Second, from among these 597 patients, 73 were enrolled in accordance with the inclusion/exclusion criteria. Even in a study of this sample size, SLFN11 expression level was an independent prognostic factor, probably because of its strong correlation with DNA-damaging treatment sensitivity. Similar future studies should be conducted to confirm our conclusions.
Third, we provisionally defined an H-score ≥ 51 as indicating high SLFN11 expression.
This threshold was selected from an ROC curve of SLFN11 expression level versus 3-year overall survival after dCRT (data not shown). Therefore, the threshold may differ according to different settings such as the antibody used for immunohistochemistry, specimen size, and/or cancer type.

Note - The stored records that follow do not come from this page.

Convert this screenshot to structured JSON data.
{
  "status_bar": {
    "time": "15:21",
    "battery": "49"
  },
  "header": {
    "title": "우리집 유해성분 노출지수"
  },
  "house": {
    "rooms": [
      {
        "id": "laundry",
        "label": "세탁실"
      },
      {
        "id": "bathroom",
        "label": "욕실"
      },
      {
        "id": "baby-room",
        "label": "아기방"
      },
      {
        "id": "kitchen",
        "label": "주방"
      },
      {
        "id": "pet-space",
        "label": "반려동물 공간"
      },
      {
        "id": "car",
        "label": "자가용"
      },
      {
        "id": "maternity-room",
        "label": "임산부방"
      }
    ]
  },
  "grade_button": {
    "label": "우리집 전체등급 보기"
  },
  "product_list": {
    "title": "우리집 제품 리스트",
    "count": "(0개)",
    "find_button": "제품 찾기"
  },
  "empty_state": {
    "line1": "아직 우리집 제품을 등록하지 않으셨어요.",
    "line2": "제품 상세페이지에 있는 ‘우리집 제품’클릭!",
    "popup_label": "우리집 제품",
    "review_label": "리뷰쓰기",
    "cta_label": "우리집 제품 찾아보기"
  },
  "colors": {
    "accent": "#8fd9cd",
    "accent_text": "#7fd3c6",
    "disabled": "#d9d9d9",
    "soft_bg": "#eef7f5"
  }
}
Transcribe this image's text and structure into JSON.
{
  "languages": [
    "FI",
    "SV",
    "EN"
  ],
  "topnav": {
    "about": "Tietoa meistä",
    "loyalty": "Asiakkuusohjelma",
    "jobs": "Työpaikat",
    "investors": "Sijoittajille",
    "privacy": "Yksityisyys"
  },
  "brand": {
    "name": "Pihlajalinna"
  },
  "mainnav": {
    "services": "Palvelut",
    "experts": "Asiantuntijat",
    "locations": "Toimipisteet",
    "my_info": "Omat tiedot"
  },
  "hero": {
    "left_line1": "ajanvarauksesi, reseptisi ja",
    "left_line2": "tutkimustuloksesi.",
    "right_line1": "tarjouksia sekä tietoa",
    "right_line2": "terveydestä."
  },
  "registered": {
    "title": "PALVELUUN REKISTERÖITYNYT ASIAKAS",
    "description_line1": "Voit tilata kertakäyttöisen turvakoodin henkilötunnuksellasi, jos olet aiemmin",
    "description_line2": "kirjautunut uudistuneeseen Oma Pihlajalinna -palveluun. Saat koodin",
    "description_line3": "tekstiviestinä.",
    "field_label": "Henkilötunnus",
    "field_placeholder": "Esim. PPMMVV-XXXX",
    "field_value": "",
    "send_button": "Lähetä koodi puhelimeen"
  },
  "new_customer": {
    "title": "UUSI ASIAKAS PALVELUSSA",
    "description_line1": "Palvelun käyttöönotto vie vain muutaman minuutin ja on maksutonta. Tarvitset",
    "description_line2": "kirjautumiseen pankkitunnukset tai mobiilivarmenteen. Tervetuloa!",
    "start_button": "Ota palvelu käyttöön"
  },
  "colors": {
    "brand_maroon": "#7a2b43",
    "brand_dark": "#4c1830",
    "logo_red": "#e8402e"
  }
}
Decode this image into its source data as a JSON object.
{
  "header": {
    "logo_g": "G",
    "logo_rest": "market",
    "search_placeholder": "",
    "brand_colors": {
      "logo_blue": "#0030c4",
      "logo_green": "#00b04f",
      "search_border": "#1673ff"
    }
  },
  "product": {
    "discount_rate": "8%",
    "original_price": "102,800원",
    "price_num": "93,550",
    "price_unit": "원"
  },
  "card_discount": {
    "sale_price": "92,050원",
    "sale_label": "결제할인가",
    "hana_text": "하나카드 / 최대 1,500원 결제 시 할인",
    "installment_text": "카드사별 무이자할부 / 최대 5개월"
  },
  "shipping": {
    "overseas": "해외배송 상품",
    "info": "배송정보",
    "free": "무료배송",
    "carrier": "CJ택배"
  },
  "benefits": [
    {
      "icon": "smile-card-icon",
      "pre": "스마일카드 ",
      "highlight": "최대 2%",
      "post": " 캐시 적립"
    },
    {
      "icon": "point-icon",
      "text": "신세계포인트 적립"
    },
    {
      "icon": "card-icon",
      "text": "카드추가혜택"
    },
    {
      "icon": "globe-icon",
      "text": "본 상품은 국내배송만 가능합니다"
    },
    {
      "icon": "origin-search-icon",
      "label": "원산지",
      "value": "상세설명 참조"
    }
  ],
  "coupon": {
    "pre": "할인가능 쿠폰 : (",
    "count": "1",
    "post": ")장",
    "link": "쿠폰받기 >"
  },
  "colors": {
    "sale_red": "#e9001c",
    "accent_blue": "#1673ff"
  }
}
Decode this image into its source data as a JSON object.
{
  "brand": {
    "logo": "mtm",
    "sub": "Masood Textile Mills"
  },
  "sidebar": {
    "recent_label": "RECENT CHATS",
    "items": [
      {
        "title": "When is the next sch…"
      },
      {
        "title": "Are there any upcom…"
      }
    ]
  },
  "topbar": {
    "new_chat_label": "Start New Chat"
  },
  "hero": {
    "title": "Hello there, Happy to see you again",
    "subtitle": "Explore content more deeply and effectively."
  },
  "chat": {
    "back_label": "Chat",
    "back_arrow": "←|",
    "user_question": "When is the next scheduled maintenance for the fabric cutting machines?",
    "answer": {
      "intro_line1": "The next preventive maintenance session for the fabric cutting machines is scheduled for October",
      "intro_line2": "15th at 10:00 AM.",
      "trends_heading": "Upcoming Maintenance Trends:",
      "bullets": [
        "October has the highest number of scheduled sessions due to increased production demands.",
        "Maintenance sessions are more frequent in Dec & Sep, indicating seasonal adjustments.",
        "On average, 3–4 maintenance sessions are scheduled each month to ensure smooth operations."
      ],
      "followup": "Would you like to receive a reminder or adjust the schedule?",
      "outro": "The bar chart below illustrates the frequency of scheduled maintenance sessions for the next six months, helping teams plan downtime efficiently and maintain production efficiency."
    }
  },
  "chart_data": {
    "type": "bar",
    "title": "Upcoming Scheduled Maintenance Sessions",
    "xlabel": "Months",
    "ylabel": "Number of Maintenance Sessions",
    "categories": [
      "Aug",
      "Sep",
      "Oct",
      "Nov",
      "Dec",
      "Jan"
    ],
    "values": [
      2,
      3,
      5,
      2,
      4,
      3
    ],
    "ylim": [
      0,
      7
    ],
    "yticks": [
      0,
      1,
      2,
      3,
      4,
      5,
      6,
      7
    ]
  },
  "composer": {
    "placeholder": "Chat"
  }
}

Fourth, we have used a low-dose nedaplatin + 5-fluorouracil regimen in dCRT for renal protection since 2003. Nedaplatin is used as an alternative to cisplatin, especially in Japan, as it reportedly has fewer side-effects than cisplatin (34). According to national data from 2016 (Japanese Ministry of Health, Labor and Welfare), nedaplatin (instead of cisplatin) was used at a frequency of 12% (at 1 to 7.4 ratio) in chemo-/chemoradiotherapy in esophageal cancer patients (35). Although cisplatin + 5-fluorouracil is the global standard combination regimen for dCRT in ESCC patients, the treatment performance of cisplatin + 5-fluorouracil with concomitant radiotherapy and low-dose nedaplatin + 5-fluorouracil with concomitant radiotherapy is reportedly similar in esophageal cancer patients (6, 34). In this setting, as shown above, cancer cell lines with high SLFN11 expression had better therapeutic sensitivity to nedaplatin than those with low SLFN11 expression (Figure S1). Given that our aim was to investigate the effect of SLFN11 on the reactivity of ESCC to a platinum derivative and radiation, we do not think that enrolling patients treated with a low-dose nedaplatin + 5-fluorouracil regimen with radiation affected our conclusion.
Fifth, among the types of esophageal cancer, adenocarcinoma is the most prevalent in western countries, while ESCC is the most frequent (90.5%) in Japan (36). Therefore, the frequency of different pathological types of esophageal cancer may differ according to ethnicity.
Sixth, although, SLFN11 expression was an independent prognostic factor in our own study cohort, external validation of this finding is warranted. Confirmation in a larger study may allow the drawing of firm conclusions.
Finally, in our vitro study, we investigated the association between SLFN11 expression and sensitivity to these anticancer agents using leukemia cell lines, as in our previous report, to allow timely reporting (18). Additional evaluation in esophageal cancer cell lines is desirable.